Lucía se incorporó en la cama, sintiendo un sudor frío correrle por la espalda. Todo encajaba: los retrasos, las excusas absurdas, las «indigestiones». Y ahora, esa suma de dinero…
Se agarró la cabeza, intentando calmar el temblor de sus manos.
«Amor de juventud», resonaba en su mente.
Lucía no volvió a dormirse. Permaneció despierta hasta el amanecer, mirando el rostro sereno de su marido, tratando de unir todas las piezas.
La sospecha de que Ángela era su ex ahora le parecía obvia. Pero, ¿qué los unía después de tantos años? ¿Y por qué le había enviado tanto dinero?
Se levantó con cuidado, sin hacer ruido. En la cocina, preparó café y sacó una libreta. Necesitaba un plan.
«¿Qué hago?», martilleaba en su cabeza.
¿Hablar con Daniel directamente? Pero estaba ocultando algo, y una simple conversación quizá no bastara.
¿Contratar a un detective? Le parecía demasiado drástico. Ni siquiera sabía dónde buscarlos ni cuánto costarían.
¿Intentar encontrar a esa Ángela por su cuenta?
Sabía que no podía esperar. Cada día podía empeorar las cosas. Pero, ¿cómo actuar sin delatarse?
Decidió empezar por lo básico: revisar las redes sociales de Daniel. Quizá allí había pistas—fotos antiguas, menciones del pasado, contactos en común…
Abrió el portátil y empezó a revisar metódicamente su perfil. La mayoría eran fotos recientes—familia, trabajo, viajes. Pero, al fondo del archivo, encontró algunas imágenes viejas. En una de ellas, aparecía un Daniel joven con una chica. Lucía se fijó en su rostro.
Era ella. Ángela. La que su marido había mencionado alguna vez.
Cerró el portátil y respiró hondo. Sabía que solo había dos caminos ahora: cerrar los ojos y seguir adelante, arriesgándose a algo peor, o actuar y descubrir la verdad, por dura que fuera.
La elección era clara. Debía saber la verdad. Y la sabría, costara lo que costase.
Esa noche, Lucía estaba en el salón, jugueteando nerviosa con el móvil. Ya tenía preparado en su mente lo que le diría a Daniel cuando la puerta se abrió.
—Tenemos que hablar —dijo él desde el umbral. Su voz sonaba extrañamente cansada.
—Yo también quería hablar contigo —empezó Lucía, pero él la interrumpió con un gesto.
—Déjame hablar primero —pidió, sentándose en un banco del recibidor—. Lo que voy a decirte no te gustará. No espero comprensión, pero no me juzgues.
Lucía se quedó inmóvil, sintiendo cómo su corazón latía más rápido.
—¿Recuerdas a Ángela? Fue mi primer amor. Salimos al terminar el instituto, hasta el primer año de universidad —la voz de Daniel tembló.
Lucía sintió que la llevaban al cadalso. En cualquier momento, su marido diría esas palabras, y todo acabaría.
—Justo después de empezar la universidad, Ángela se quedó embarazada. Yo era joven, idiota y egoísta. Me asusté —Daniel hizo una pausa.

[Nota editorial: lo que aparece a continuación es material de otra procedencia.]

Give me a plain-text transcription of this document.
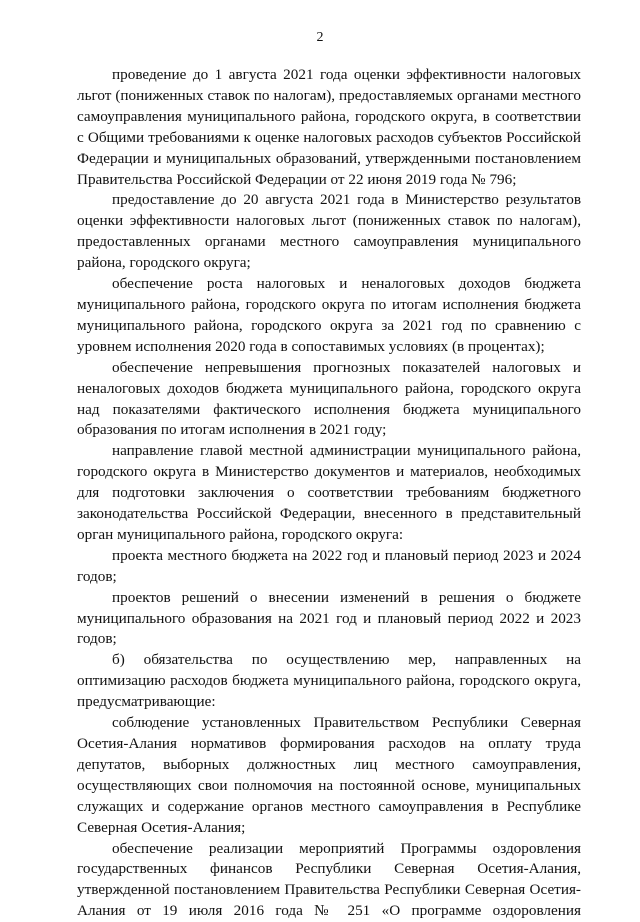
2

проведение до 1 августа 2021 года оценки эффективности налоговых льгот (пониженных ставок по налогам), предоставляемых органами местного самоуправления муниципального района, городского округа, в соответствии с Общими требованиями к оценке налоговых расходов субъектов Российской Федерации и муниципальных образований, утвержденными постановлением Правительства Российской Федерации от 22 июня 2019 года № 796;

предоставление до 20 августа 2021 года в Министерство результатов оценки эффективности налоговых льгот (пониженных ставок по налогам), предоставленных органами местного самоуправления муниципального района, городского округа;

обеспечение роста налоговых и неналоговых доходов бюджета муниципального района, городского округа по итогам исполнения бюджета муниципального района, городского округа за 2021 год по сравнению с уровнем исполнения 2020 года в сопоставимых условиях (в процентах);

обеспечение непревышения прогнозных показателей налоговых и неналоговых доходов бюджета муниципального района, городского округа над показателями фактического исполнения бюджета муниципального образования по итогам исполнения в 2021 году;

направление главой местной администрации муниципального района, городского округа в Министерство документов и материалов, необходимых для подготовки заключения о соответствии требованиям бюджетного законодательства Российской Федерации, внесенного в представительный орган муниципального района, городского округа:

проекта местного бюджета на 2022 год и плановый период 2023 и 2024 годов;

проектов решений о внесении изменений в решения о бюджете муниципального образования на 2021 год и плановый период 2022 и 2023 годов;

б) обязательства по осуществлению мер, направленных на оптимизацию расходов бюджета муниципального района, городского округа, предусматривающие:

соблюдение установленных Правительством Республики Северная Осетия-Алания нормативов формирования расходов на оплату труда депутатов, выборных должностных лиц местного самоуправления, осуществляющих свои полномочия на постоянной основе, муниципальных служащих и содержание органов местного самоуправления в Республике Северная Осетия-Алания;

обеспечение реализации мероприятий Программы оздоровления государственных финансов Республики Северная Осетия-Алания, утвержденной постановлением Правительства Республики Северная Осетия-Алания от 19 июля 2016 года № 251 «О программе оздоровления
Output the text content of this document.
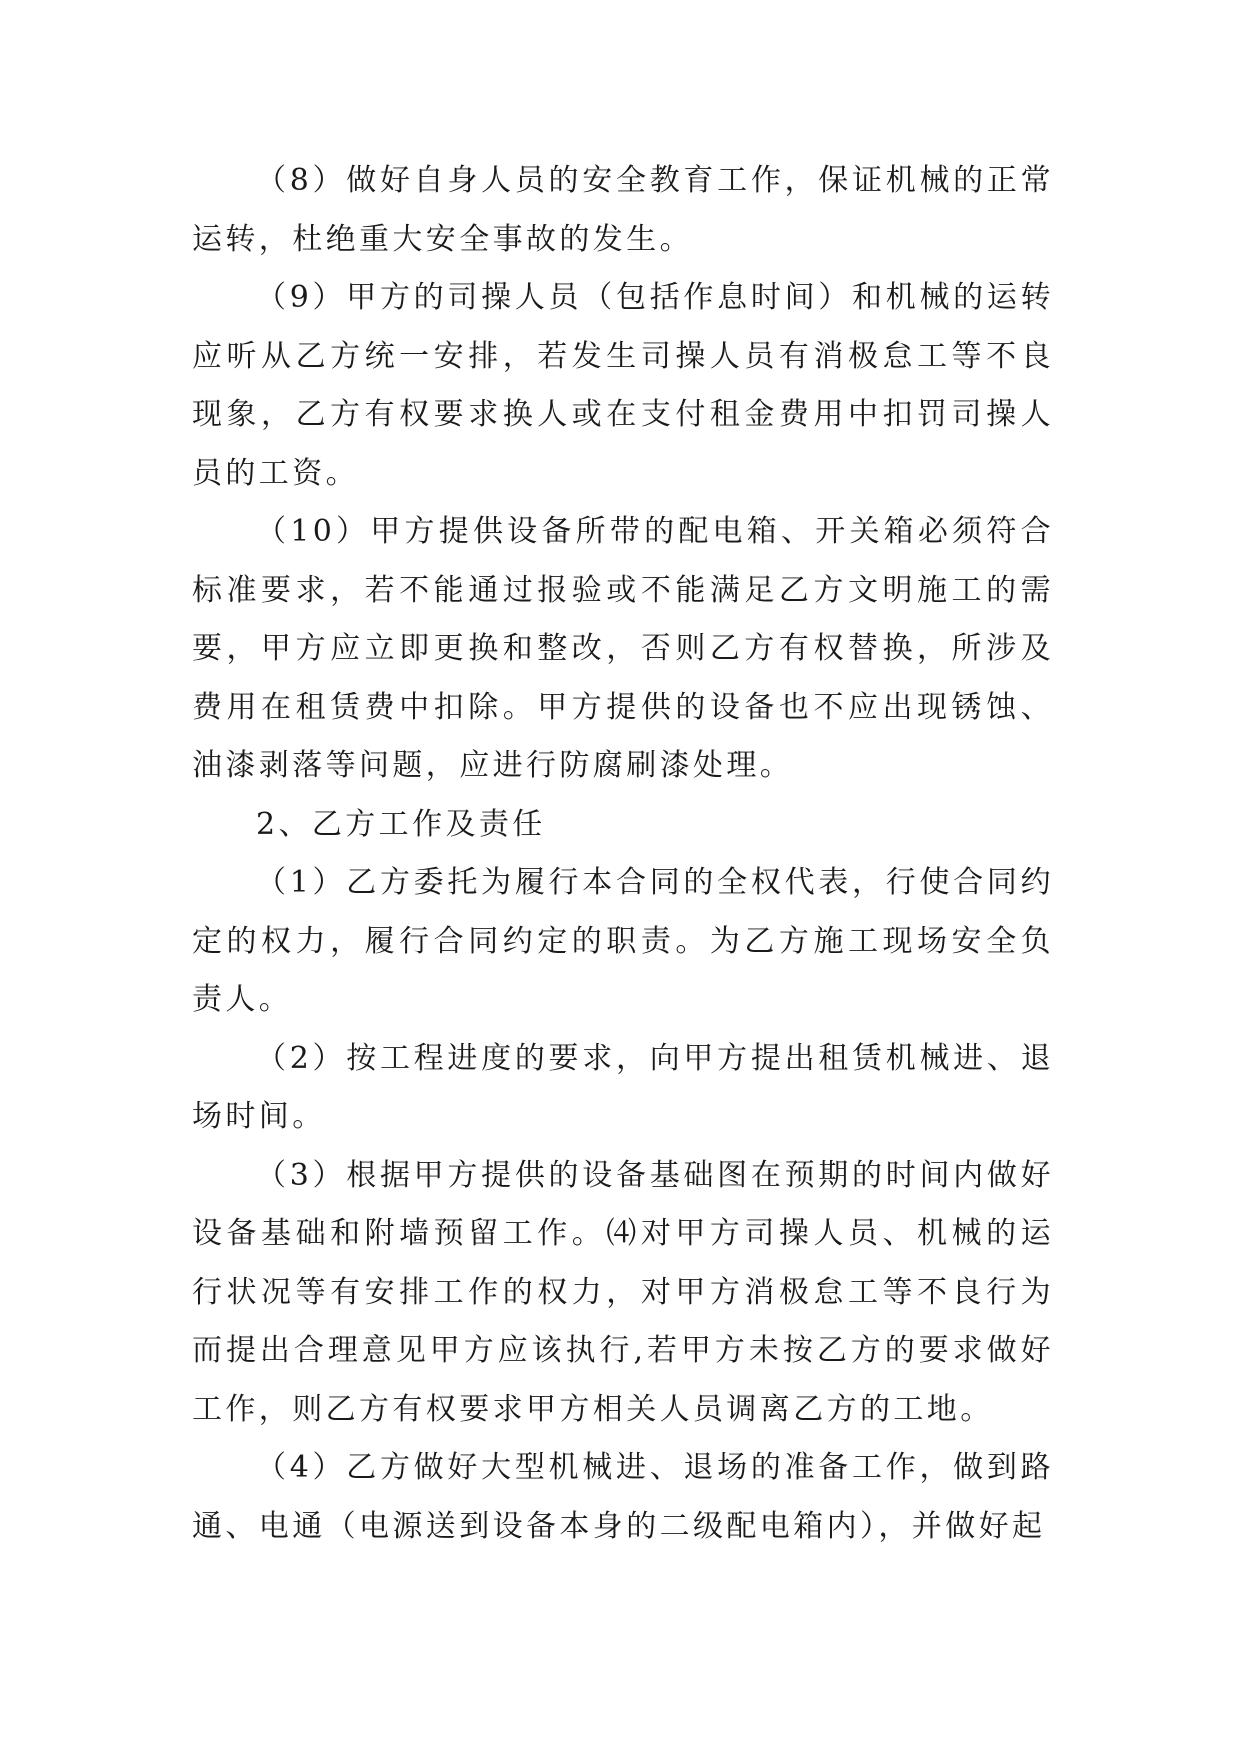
（8）做好自身人员的安全教育工作，保证机械的正常运转，杜绝重大安全事故的发生。

（9）甲方的司操人员（包括作息时间）和机械的运转应听从乙方统一安排，若发生司操人员有消极怠工等不良现象，乙方有权要求换人或在支付租金费用中扣罚司操人员的工资。

（10）甲方提供设备所带的配电箱、开关箱必须符合标准要求，若不能通过报验或不能满足乙方文明施工的需要，甲方应立即更换和整改，否则乙方有权替换，所涉及费用在租赁费中扣除。甲方提供的设备也不应出现锈蚀、油漆剥落等问题，应进行防腐刷漆处理。

2、乙方工作及责任

（1）乙方委托为履行本合同的全权代表，行使合同约定的权力，履行合同约定的职责。为乙方施工现场安全负责人。

（2）按工程进度的要求，向甲方提出租赁机械进、退场时间。

（3）根据甲方提供的设备基础图在预期的时间内做好设备基础和附墙预留工作。⑷对甲方司操人员、机械的运行状况等有安排工作的权力，对甲方消极怠工等不良行为而提出合理意见甲方应该执行,若甲方未按乙方的要求做好工作，则乙方有权要求甲方相关人员调离乙方的工地。

（4）乙方做好大型机械进、退场的准备工作，做到路通、电通（电源送到设备本身的二级配电箱内），并做好起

A Lucía le entraron ganas de agarrarlo y zarandearlo para que no hiciera más pausas dramáticas. Pero ya lo entendía. Un embarazo, un hijo que ahora necesitaba un padre.

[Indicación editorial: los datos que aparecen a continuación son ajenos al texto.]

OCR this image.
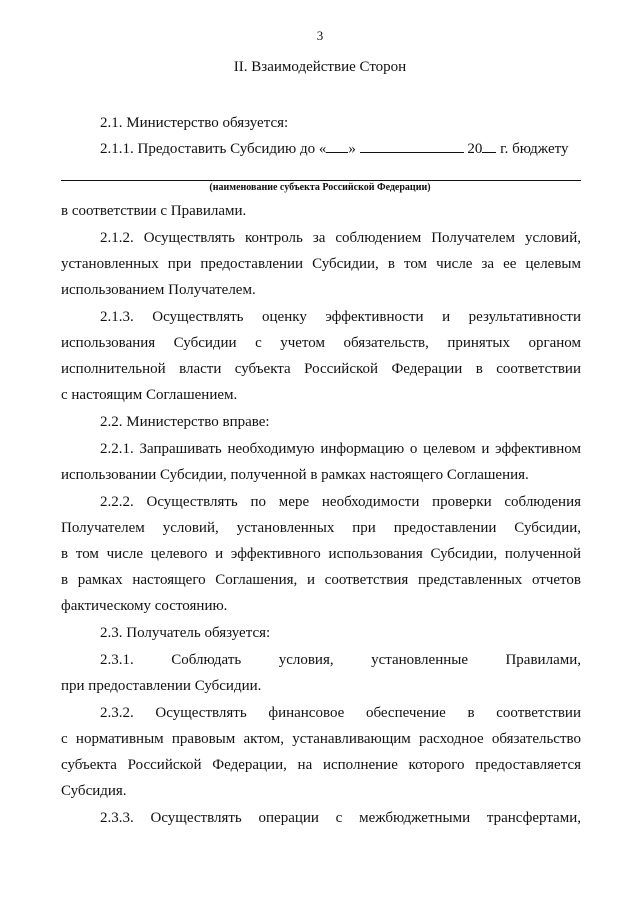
3
II. Взаимодействие Сторон
2.1. Министерство обязуется:
2.1.1. Предоставить Субсидию до « »	20 г. бюджету
(наименование субъекта Российской Федерации)
в соответствии с Правилами.
2.1.2. Осуществлять контроль за соблюдением Получателем условий,
установленных при предоставлении Субсидии, в том числе за ее целевым
использованием Получателем.
2.1.3. Осуществлять оценку эффективности и результативности
использования Субсидии с учетом обязательств, принятых органом
исполнительной власти субъекта Российской Федерации в соответствии
с настоящим Соглашением.
2.2. Министерство вправе:
2.2.1. Запрашивать необходимую информацию о целевом и эффективном
использовании Субсидии, полученной в рамках настоящего Соглашения.
2.2.2. Осуществлять по мере необходимости проверки соблюдения
Получателем условий, установленных при предоставлении Субсидии,
в том числе целевого и эффективного использования Субсидии, полученной
в рамках настоящего Соглашения, и соответствия представленных отчетов
фактическому состоянию.
2.3. Получатель обязуется:
2.3.1. Соблюдать условия, установленные Правилами,
при предоставлении Субсидии.
2.3.2. Осуществлять финансовое обеспечение в соответствии
с нормативным правовым актом, устанавливающим расходное обязательство
субъекта Российской Федерации, на исполнение которого предоставляется
Субсидия.
2.3.3. Осуществлять операции с межбюджетными трансфертами,
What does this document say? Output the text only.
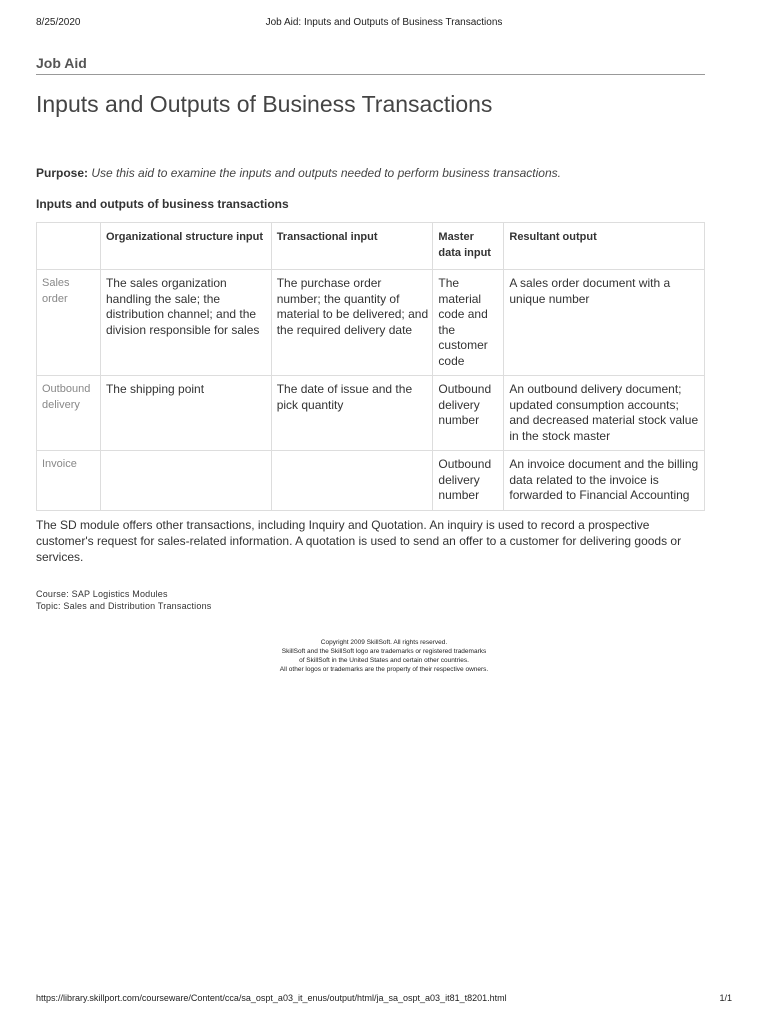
8/25/2020	Job Aid: Inputs and Outputs of Business Transactions
Job Aid
Inputs and Outputs of Business Transactions
Purpose: Use this aid to examine the inputs and outputs needed to perform business transactions.
Inputs and outputs of business transactions
	Organizational structure input	Transactional input	Master data input	Resultant output
Sales order	The sales organization handling the sale; the distribution channel; and the division responsible for sales	The purchase order number; the quantity of material to be delivered; and the required delivery date	The material code and the customer code	A sales order document with a unique number
Outbound delivery	The shipping point	The date of issue and the pick quantity	Outbound delivery number	An outbound delivery document; updated consumption accounts; and decreased material stock value in the stock master
Invoice			Outbound delivery number	An invoice document and the billing data related to the invoice is forwarded to Financial Accounting
The SD module offers other transactions, including Inquiry and Quotation. An inquiry is used to record a prospective customer's request for sales-related information. A quotation is used to send an offer to a customer for delivering goods or services.
Course: SAP Logistics Modules
Topic: Sales and Distribution Transactions
Copyright 2009 SkillSoft. All rights reserved.
SkillSoft and the SkillSoft logo are trademarks or registered trademarks
of SkillSoft in the United States and certain other countries.
All other logos or trademarks are the property of their respective owners.
https://library.skillport.com/courseware/Content/cca/sa_ospt_a03_it_enus/output/html/ja_sa_ospt_a03_it81_t8201.html	1/1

—Le di dinero y la mandé a una clínica. Luego desaparecí de su vida como un cobarde —continuó—. Fue a la clínica. Pero algo salió mal.—Ahora está agonizando, y no puedo abandonarla en sus últimos días —susurró Daniel, mientras Lucía, con lágrimas en los ojos, extendió su mano hacia la de él y asintió en silencio, sabiendo que, a pesar del dolor, el amor verdadero a veces exige perdón.